El Méjico volverá a moler

El pitazo del Méjico se escuchó por última vez en el 2006. Después de varios años de inactividad, recursos humanos y materiales se preparan para que vuelva a salir azúcar del coloso

Ventura de Jesús

Ubicado en tierras fértiles del municipio matancero de Colón, el central Méjico se alista para hacer zafra en la próxima campaña azucarera.

El central Méjico se alista para la próxima campaña azucarera.

Arturo Morejón Fernández, director de la Empresa Azucarera de la provincia, asegura que desde hace algunos meses el central se prepara para su próxima reincorporación a la molienda, esta vez con un modesto plan de 12 500 toneladas de crudo. Adelantó que su arrancada se prevé para el 13 de febrero del 2013.

La provincia puntea el rendimiento cañero (con algo más de 50 toneladas por hectárea) y la disponibilidad de caña en el país, hasta el punto de que será preciso entregar unas 90 mil toneladas de caña a las provincias de Cienfuegos y Mayabeque.

Fotos del autorEs importante el aporte de los jóvenes estudiantes.

Arturo Morejón significa que aunque la cifra a moler es muy inferior a los tradicionales registros de ese ingenio, resulta alentador tomando en consideración el tiempo que estuvo inhabilitado. La buena noticia es que la fábrica cuenta con la caña necesaria en sus inmediaciones y conservó su fuerza calificada. En adición a esto, ha ido preparando a un grupo de operadores jóvenes en los otros centrales en activo.

Importantes inversiones

Quienes visitan el ingenio por estos días admiran la laboriosidad de las brigadas a cargo de las más complejas tareas. Es notable el ajetreo constructivo en todas las áreas de la industria. Según Luis Carlos Noceda, jefe de producción, se ejecutan inversiones por más de once millones de pesos.

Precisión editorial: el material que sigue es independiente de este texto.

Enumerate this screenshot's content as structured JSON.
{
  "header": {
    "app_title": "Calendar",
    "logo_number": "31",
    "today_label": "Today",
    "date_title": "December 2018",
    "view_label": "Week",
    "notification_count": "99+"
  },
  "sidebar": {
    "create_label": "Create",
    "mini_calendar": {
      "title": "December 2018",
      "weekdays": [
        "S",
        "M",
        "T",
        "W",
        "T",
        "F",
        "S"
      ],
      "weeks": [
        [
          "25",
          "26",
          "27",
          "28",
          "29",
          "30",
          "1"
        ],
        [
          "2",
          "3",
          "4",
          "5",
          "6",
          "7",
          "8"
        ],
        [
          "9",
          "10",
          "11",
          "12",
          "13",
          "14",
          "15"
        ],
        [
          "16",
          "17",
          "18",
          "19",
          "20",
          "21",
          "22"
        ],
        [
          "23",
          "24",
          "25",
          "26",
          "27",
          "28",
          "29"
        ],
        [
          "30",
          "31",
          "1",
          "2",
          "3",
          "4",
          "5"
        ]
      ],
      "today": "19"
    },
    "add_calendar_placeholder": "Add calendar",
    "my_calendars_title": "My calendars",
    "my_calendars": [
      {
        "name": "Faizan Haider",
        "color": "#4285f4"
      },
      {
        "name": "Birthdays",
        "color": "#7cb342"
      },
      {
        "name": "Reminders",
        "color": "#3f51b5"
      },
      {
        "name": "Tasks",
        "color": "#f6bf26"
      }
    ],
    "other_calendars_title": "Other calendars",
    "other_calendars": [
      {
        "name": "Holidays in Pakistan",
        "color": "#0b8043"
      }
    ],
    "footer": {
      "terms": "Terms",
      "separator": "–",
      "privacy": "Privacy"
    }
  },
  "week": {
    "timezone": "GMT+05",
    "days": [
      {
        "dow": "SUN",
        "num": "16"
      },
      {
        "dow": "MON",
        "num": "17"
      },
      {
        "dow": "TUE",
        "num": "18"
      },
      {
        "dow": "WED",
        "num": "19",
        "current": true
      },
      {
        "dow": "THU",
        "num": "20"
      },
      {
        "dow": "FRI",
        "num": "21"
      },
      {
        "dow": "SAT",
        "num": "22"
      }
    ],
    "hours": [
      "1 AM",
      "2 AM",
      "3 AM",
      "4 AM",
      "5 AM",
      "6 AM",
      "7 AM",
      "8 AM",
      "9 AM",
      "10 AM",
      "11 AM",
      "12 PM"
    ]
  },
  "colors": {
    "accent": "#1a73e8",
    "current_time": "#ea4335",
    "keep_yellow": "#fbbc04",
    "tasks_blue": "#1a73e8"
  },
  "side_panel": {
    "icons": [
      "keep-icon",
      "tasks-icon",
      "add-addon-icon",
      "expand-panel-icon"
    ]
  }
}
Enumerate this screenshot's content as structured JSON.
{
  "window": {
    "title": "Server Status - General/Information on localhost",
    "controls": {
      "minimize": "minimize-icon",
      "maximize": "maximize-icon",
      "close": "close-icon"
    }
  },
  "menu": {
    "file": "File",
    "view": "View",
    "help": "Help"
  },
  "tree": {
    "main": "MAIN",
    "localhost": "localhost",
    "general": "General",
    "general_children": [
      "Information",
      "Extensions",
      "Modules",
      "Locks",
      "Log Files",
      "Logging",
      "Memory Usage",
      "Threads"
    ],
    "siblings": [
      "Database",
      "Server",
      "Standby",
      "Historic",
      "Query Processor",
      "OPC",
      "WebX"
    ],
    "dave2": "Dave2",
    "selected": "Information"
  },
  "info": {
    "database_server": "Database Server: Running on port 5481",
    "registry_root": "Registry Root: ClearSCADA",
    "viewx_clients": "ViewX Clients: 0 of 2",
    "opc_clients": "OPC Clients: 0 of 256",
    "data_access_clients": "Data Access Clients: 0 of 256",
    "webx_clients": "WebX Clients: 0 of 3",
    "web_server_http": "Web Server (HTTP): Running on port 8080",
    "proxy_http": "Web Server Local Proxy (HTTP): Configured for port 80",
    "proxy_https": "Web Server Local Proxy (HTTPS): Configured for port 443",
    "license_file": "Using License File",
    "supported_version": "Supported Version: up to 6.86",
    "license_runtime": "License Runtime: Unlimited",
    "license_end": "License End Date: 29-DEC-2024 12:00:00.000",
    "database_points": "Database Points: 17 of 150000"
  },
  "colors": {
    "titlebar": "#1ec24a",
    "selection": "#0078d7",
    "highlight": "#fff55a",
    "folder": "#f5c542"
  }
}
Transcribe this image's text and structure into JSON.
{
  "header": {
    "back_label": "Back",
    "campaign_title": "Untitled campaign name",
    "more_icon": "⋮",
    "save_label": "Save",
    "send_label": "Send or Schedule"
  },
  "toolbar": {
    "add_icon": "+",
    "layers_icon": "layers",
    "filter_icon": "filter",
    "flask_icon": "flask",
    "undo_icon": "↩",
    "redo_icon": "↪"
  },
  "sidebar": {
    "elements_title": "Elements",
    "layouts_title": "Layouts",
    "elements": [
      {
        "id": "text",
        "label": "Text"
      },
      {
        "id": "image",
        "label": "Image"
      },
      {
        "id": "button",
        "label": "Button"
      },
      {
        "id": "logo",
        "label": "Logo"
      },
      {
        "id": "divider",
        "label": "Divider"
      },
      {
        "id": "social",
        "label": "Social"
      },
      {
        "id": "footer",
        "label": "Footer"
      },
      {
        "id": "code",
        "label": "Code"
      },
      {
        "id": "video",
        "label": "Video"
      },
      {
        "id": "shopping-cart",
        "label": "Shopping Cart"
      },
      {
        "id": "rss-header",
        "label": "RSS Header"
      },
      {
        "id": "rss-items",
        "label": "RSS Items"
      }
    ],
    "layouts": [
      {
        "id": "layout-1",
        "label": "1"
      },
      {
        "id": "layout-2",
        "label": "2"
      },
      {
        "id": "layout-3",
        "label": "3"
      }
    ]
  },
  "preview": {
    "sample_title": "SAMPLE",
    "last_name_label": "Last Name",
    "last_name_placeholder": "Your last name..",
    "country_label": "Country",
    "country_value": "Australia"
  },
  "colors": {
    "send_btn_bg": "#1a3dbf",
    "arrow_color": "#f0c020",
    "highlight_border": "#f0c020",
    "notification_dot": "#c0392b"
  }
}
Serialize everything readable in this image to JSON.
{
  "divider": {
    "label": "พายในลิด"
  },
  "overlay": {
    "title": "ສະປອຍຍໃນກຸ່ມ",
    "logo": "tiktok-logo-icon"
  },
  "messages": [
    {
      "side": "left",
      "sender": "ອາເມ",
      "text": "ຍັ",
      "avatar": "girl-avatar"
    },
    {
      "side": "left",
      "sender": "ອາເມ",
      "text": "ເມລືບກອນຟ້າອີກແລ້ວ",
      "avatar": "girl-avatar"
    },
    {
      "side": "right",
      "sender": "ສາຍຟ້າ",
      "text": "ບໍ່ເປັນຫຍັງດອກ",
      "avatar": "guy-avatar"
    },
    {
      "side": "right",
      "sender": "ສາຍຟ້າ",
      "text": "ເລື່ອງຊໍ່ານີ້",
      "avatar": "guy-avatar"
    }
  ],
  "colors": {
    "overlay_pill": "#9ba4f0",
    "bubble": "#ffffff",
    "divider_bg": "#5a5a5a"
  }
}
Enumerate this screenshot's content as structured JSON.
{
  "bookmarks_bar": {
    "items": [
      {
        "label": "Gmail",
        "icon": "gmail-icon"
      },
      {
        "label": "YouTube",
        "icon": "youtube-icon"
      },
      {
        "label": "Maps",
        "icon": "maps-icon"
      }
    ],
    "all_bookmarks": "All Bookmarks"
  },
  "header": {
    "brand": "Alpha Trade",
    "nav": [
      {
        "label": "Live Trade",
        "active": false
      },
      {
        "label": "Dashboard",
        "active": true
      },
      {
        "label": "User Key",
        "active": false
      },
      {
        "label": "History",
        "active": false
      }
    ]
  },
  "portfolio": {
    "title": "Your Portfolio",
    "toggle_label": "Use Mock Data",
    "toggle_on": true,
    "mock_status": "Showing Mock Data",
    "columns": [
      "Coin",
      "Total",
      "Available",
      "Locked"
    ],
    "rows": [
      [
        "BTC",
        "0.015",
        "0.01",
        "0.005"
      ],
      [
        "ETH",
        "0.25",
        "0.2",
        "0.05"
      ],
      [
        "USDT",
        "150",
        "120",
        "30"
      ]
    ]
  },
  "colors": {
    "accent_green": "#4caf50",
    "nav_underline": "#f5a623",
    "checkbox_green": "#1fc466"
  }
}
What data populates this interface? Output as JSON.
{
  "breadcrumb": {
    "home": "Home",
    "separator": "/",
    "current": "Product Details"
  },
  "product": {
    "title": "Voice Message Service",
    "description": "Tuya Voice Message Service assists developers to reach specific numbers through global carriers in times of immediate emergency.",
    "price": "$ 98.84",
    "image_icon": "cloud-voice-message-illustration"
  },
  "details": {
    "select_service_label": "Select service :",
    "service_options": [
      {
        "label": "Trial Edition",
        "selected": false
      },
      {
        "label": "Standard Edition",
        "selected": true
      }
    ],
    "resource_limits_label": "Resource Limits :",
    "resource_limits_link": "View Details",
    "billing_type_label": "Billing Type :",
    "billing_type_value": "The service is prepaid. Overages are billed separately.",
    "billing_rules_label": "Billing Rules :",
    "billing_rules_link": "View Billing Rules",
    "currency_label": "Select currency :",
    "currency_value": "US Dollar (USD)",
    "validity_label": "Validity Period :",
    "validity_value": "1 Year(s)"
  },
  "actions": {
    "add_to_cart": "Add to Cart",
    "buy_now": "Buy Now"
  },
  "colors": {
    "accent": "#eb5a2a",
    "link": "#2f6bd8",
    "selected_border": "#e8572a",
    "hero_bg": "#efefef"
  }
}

Precisa que la mayor de las transformaciones se lleva a cabo en el área de la caldera, donde se montan seis tachos de grandes dimensiones. A ello se suma el acoplamiento de un tanque de agua, la modernización de la centrífuga y la reconstrucción del sistema de residuales.

Pese al agotador esfuerzo que supone poner en orden las máquinas de un central, los directivos del ingenio no ponen en duda que estará listo para la fecha prevista. Los alienta saber que cuentan con los especialistas en los puestos claves, la contribución de los jubilados y el aporte de jóvenes estudiantes del Instituto Politécnico Agropecuario (IPA) Julio Padrón Armenteros.

La demora o irregularidad en la entrada de los recursos sí pudiera ser un obstáculo definitivo, observó Gonzalo San Martín Rojas, uno de los ocho integrantes de la brigada que ha llevado el mayor cúmulo de las labores de rehabilitación. "Si los materiales previstos no fallan y llegan en tiempo, el Méjico empieza a moler en febrero", subrayó.

Pedro Díaz del Castillo, jefe de mantenimiento de caldera, está convencido de que, independiente de cualquier inconveniente, si se trabaja fuerte como hasta ahora, el ingenio estará preparado para hacer azúcar en el tiempo previsto.

Para Eneida Villegas Zulueta, al frente del grupo de jubilados, el hecho de que el Méjico vuelva a pitar traerá, adicionalmente a los beneficios económicos, dicha para los bateyes del central y del cercano Banagüises. Además de Eneida, muchos moradores del lugar conservaron la esperanza de que algún día el ingenio volviera a moler. Seis años después, ese momento, gracias al concurso de muchas personas, está por hacerse realidad.